Systemic Therapies for Melanoma Evolve, but More Research is Crucial

Researchers recently reviewed a number of new systemic therapies-including combination therapies-for treatment of melanoma brain metastases, including kinase inhibitors that have been shown to effectively target BRAF-mutated melanoma cells.

Chemotherapy is a terrific clinical tool and is an essential treatment for many types of cancer. But chemotherapeutic agents have historically performed poorly in melanoma. Thus, until recently, management of melanoma brain metastases have focused on surgery, stereotactic radiosurgery, or whole brain radiotherapy.

A recent article in Chinese Clinical Oncology reviewed a number of new systemic therapies—including combination therapies—for treatment of melanoma brain metastases, including kinase inhibitors that have been shown to effectively target BRAF-mutated melanoma cells.

Research on new methods to treat melanoma is crucial, because melanoma is relatively common, and, for patients who develop melanoma brain metastasis, the median survival is 17 to 22 weeks. The incidence of overt brain metastasis at first presentation is approximately 20%, and approximately 50% of stage IV melanoma patients develop brain metastases during the course of their disease. The study authors note, “Recently, incorporation of such patients into clinical trials assessing newer systemic therapies has provided increased therapeutic options, and raises questions regarding the optimal selection and combinations of treatment modalities for brain metastasis.”

The review examined molecular predictors of brain metastases closely associated with gene mutations in BRAF, neuroblastoma rat sarcoma oncogene (NRAS), and phosphatase and tensin homolog (PTEN). Among the key findings of the review:

  • Not all patients with melanoma brain metastases require systemic therapy. As one example, the authors cite solitary brain metastasis with the absence of extracranial disease.
  • BRAF inhibitors have shown a high rate of intracranial objective responses that parallel extracranial responses and should be considered in BRAF mutated melanoma especially in symptomatic patients with a high disease burden.
  • NRAS mutations are less common than BRAF mutations in advanced melanoma. Lack of available targeted therapy for patients who have NRAS mutations confers worse outcomes in comparison with BRAF mutated patients on BRAF inhibitor therapy.
  • Clinical trials of therapies specifically targeting NRAS mutations in melanoma have excluded patients with active brain metastases to date, largely because of the need to first determine combinations of therapies with good activity in extracranial metastases
  • The PTEN mutations are mutually exclusive with NRAS mutations and are predictive of shorter time to brain metastases.
  • In asymptomatic brain metastasis not requiring steroid therapy ipilimumab offers objective responses and survival benefit, similar to that seen with extracranial disease.
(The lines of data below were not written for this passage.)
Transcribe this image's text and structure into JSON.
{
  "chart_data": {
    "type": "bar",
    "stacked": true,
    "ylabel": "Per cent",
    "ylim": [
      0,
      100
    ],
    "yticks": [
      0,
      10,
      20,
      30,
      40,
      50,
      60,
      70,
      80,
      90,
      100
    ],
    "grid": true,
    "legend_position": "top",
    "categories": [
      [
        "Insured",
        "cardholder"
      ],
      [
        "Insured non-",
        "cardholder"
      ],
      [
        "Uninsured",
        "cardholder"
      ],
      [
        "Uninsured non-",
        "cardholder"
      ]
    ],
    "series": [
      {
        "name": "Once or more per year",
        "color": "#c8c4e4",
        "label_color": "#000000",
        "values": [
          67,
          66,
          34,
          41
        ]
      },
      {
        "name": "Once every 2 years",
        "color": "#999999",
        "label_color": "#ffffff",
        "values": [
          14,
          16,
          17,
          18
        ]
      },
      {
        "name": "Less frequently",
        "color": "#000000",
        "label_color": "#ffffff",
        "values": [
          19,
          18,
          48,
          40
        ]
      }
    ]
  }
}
Although preliminary trials focused on targeted and immune therapies have shown promise, there is a need for much greater clinical trial evidence of activity, particularly in combinations with each other. “Enrollment into clinical trials is essential to develop evidenced-based practice paradigms for management of this difficult disease, to study mechanisms of intracranial response and resistance to treatment, and to devise better ways of treatment,” the authors note.